Topics in Medieval Studies (3 CREDITS)
The Medieval Town
Term 2: TTh 2:00 – 3:30pm
Prof. Arlene Sindelar, Department of History
Office: (604) 822-5162
Just as cities are magnets for the restless, ambitious, and marginalized today, so were they in the Middle Ages. Our general notions about this European period has been shaped more by myth, movies, and romances than by historical sources. Popular descriptions of medieval society has tended to focus more on kings and lords, duels and damsels, rather than on business owners, entrepreneurs, prostitutes, journeymen, beggars, and urban aldermen. But this interdisciplinary course examines the problems and prosperity of cities and the people who lived there from the tenth century through the challenges of war, plague, and politics to the fifteenth. Weekly topics include charters and citizenship, merchants and crafts; governance and revolt; art and architecture; customs and laws, households and housing, foreigners and Jews, urban spaces and boundaries, poverty and plenty, universities and religious institutions, gender and crime, life and death.

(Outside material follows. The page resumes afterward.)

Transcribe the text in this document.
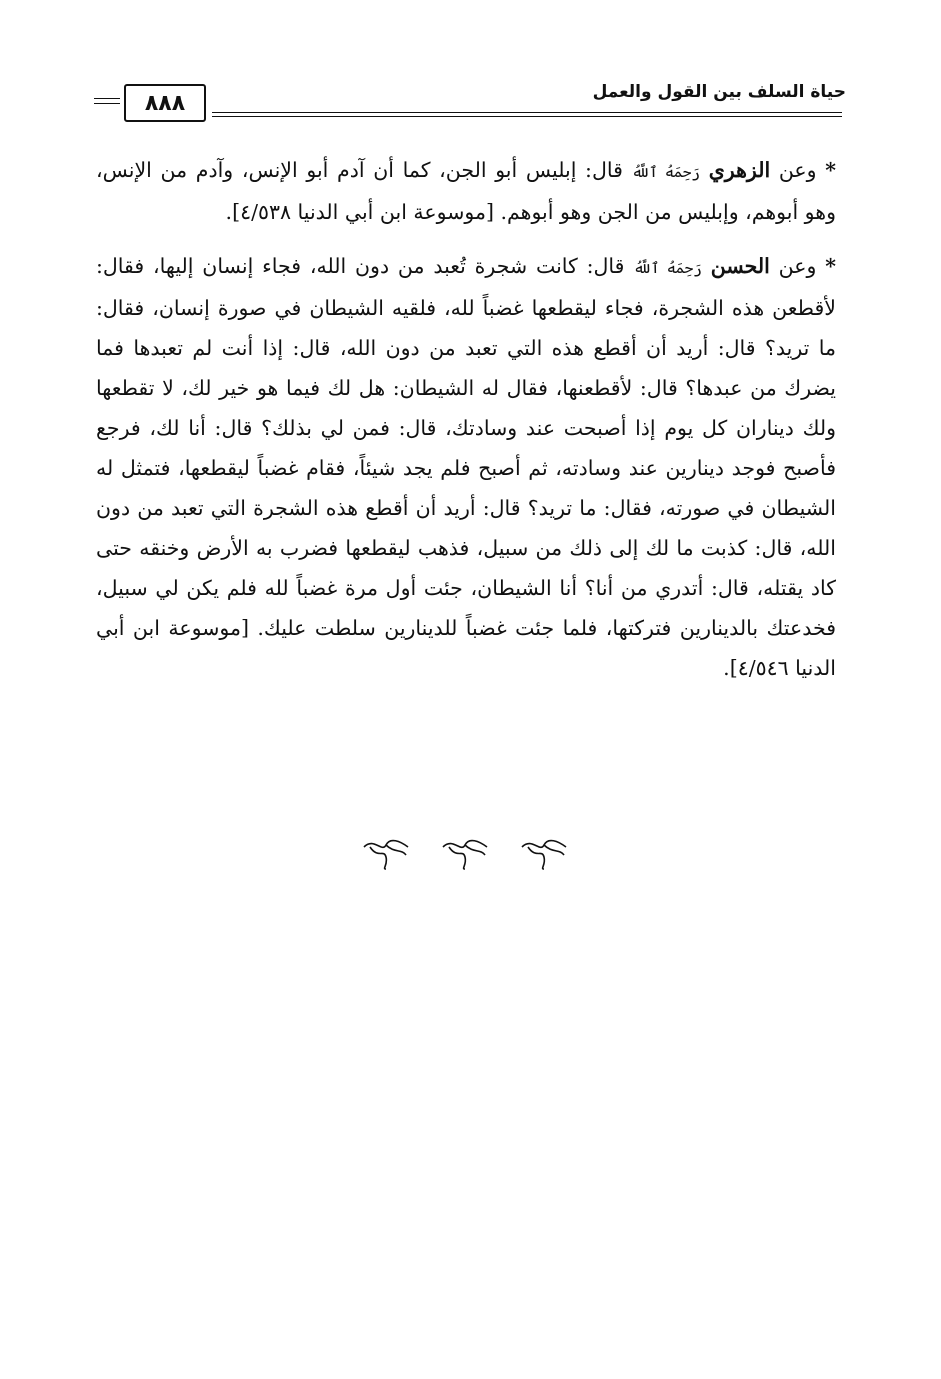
٨٨٨	حياة السلف بين القول والعمل

* وعن الزهري رَحِمَهُ ٱللَّهُ قال: إبليس أبو الجن، كما أن آدم أبو الإنس، وآدم من الإنس، وهو أبوهم، وإبليس من الجن وهو أبوهم. [موسوعة ابن أبي الدنيا ٤/٥٣٨].

* وعن الحسن رَحِمَهُ ٱللَّهُ قال: كانت شجرة تُعبد من دون الله، فجاء إنسان إليها، فقال: لأقطعن هذه الشجرة، فجاء ليقطعها غضباً لله، فلقيه الشيطان في صورة إنسان، فقال: ما تريد؟ قال: أريد أن أقطع هذه التي تعبد من دون الله، قال: إذا أنت لم تعبدها فما يضرك من عبدها؟ قال: لأقطعنها، فقال له الشيطان: هل لك فيما هو خير لك، لا تقطعها ولك ديناران كل يوم إذا أصبحت عند وسادتك، قال: فمن لي بذلك؟ قال: أنا لك، فرجع فأصبح فوجد دينارين عند وسادته، ثم أصبح فلم يجد شيئاً، فقام غضباً ليقطعها، فتمثل له الشيطان في صورته، فقال: ما تريد؟ قال: أريد أن أقطع هذه الشجرة التي تعبد من دون الله، قال: كذبت ما لك إلى ذلك من سبيل، فذهب ليقطعها فضرب به الأرض وخنقه حتى كاد يقتله، قال: أتدري من أنا؟ أنا الشيطان، جئت أول مرة غضباً لله فلم يكن لي سبيل، فخدعتك بالدينارين فتركتها، فلما جئت غضباً للدينارين سلطت عليك. [موسوعة ابن أبي الدنيا ٤/٥٤٦].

Classes consist of lectures interspersed with workshops on the sources and discussions over the readings. Reading assignments include not only secondary scholarship and primary documents, but also digitized manuscripts, illuminations, architecture, and artefacts. Assessment is based on a midterm test, a short document analysis, two brief article reports, and a research project and essay. (This course is required for the Medieval Major and Minor. It also eligible to count as upper-level credit toward the History Major or Minor.)
Through the study of available primary and secondary sources of the medieval period, students use appropriate methodologies across the disciplines to explore the history, culture, representation, dynamics, and diversity of the European town from late Antiquity until the Reformation; investigate how the town and its governance changed over time and place; analyse how the town fostered medieval art and literature, law, and economic innovation; explain how the town shaped society; employ an interdisciplinary perspective in researching the medieval town and city; exhibit analytical and writing skills of university scholarship: generating a research topic related to the course, developing a research topic, developing a working bibliography of appropriate primary and secondary sources, constructing an argument, and presenting it both in the form of an original written research project or essay and to the class in a presentation.